In Mahendra Singh Dhoni Vs Yerraguntla Shyamsundar and Anr, 2017, the SC quashed prosecution of the Indian cricketer under Section 295A, initiated over his picture published on a magazine cover posing as a Hindu God. The court held that this provision only punishes the aggravated form of insult to religion when it is perpetrated with the deliberate and malicious intention of outraging the religious feelings of that class.
In Amish Devgan Vs Union of India, the SC declared that the import of Section 295A is to curb speech made with ‘malicious intent’ and not ‘offensive speech’. “Criminality would not include insults to religion offered unwittingly, carelessly or without deliberate or malicious intent to outrage the religious feelings. Only aggravated form of insult to religion when it is perpetuated with deliberate and malicious intent... is punishable,” it held.
Again, in Dr Ramesh Yeshwant Prabhoo Vs Prabhakar Kashinath Kunte & Ors, 1996, the SC upheld Section 123 (3A) of the Representation of People Act only if the enmity or hatred that was spoken about in the section would tend to create immediate public disorder and not otherwise. The line of judgments by the highest court of land makes it amply clear that the State has always been cautioned to examine an incident from either the standpoint of the clear and present danger test or the tendency to create public disorder before initiating prosecution for hate speeches or offending religious sentiments.

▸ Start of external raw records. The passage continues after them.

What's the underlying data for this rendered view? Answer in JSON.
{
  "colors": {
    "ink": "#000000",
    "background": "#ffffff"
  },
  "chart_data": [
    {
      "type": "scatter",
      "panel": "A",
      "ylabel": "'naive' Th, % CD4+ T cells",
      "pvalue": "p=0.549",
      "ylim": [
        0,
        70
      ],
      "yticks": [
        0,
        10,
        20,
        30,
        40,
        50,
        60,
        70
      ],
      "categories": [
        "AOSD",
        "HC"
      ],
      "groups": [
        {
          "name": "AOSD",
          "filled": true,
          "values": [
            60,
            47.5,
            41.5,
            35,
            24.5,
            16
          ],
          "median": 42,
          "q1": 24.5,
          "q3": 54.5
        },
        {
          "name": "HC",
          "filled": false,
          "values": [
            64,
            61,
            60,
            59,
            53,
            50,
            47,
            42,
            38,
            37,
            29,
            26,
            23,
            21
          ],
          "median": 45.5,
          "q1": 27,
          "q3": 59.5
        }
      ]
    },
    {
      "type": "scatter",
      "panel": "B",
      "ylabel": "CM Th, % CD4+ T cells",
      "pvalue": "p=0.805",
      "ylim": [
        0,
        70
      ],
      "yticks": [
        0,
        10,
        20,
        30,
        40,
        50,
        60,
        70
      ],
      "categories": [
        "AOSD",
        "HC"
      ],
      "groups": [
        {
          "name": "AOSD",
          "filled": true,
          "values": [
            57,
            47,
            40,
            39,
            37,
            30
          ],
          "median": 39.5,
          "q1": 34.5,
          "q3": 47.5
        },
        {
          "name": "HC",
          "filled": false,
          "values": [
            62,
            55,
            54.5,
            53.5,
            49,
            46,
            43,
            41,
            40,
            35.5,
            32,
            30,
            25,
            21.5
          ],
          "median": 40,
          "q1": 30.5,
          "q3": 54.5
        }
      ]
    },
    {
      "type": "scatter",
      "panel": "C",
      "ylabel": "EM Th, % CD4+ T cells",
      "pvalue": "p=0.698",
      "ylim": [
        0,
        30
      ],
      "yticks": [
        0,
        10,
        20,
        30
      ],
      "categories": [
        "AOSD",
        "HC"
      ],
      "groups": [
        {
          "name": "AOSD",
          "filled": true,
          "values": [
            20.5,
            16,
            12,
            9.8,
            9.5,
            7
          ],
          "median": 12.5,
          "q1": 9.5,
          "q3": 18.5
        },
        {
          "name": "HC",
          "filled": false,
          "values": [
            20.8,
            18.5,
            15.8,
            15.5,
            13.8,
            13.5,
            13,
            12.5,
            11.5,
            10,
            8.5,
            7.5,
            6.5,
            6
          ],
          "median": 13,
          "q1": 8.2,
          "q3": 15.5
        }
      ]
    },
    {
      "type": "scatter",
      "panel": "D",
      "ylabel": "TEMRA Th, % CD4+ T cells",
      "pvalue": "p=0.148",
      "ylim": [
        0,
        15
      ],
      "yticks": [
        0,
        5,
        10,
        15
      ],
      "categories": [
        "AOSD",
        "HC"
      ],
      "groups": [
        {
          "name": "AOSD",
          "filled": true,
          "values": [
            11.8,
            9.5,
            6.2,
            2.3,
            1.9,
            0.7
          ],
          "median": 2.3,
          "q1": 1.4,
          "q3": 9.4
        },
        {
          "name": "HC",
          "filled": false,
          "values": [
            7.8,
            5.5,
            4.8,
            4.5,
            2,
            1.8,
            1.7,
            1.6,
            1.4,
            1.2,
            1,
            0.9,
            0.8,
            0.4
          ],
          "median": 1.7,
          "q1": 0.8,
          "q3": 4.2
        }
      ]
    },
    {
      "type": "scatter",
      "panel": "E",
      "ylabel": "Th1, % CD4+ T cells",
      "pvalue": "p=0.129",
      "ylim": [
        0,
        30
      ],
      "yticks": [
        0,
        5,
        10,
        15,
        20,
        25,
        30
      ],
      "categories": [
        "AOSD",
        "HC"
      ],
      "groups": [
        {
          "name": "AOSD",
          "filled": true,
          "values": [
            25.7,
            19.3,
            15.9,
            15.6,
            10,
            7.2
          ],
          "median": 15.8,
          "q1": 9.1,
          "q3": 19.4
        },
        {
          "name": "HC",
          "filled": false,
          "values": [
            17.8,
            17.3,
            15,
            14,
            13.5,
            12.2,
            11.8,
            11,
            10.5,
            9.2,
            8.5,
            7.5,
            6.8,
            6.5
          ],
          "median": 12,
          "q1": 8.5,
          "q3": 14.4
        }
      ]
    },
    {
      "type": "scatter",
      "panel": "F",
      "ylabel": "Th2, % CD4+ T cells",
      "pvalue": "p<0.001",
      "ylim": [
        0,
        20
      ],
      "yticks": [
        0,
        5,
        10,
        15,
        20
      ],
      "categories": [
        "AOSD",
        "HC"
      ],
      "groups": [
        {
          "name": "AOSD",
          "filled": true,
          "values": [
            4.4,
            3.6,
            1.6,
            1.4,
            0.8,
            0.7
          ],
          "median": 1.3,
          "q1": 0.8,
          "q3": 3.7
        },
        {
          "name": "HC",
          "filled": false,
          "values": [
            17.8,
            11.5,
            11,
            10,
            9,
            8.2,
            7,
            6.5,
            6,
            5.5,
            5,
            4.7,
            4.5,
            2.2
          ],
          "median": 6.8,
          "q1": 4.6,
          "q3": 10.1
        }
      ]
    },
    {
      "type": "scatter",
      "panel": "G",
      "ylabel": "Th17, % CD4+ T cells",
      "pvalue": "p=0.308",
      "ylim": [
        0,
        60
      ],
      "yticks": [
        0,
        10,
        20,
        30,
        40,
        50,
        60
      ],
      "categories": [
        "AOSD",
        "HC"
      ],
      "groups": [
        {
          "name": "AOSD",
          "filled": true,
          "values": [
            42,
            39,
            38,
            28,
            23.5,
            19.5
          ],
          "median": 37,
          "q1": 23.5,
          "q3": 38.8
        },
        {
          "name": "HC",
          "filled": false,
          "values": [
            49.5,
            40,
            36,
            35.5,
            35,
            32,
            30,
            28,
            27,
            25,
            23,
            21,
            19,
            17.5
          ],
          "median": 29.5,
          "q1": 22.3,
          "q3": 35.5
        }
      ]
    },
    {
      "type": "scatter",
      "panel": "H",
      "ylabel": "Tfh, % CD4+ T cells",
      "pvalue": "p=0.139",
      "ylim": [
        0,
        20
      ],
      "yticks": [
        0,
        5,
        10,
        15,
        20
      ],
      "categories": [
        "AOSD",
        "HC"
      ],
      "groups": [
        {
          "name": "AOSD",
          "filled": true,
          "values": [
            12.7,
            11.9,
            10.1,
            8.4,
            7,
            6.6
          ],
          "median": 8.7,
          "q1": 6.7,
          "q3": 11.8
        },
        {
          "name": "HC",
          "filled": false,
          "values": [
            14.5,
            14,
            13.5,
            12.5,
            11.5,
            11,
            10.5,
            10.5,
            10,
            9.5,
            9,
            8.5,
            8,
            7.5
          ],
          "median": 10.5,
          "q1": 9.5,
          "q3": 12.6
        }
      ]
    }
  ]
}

Law enforcement agencies must also be able to demonstrate the intent of the accused to offend religious sentiments of reasonable people, and incite them to violence.
The body of judgments cited above clarify that constitutional courts, have promoted free speech, defined the contours of reasonable restrictions and hate speech (and also blasphemy), not just in the physical domain, but also the Internet.
More than ever, the search must be to strike the right balance.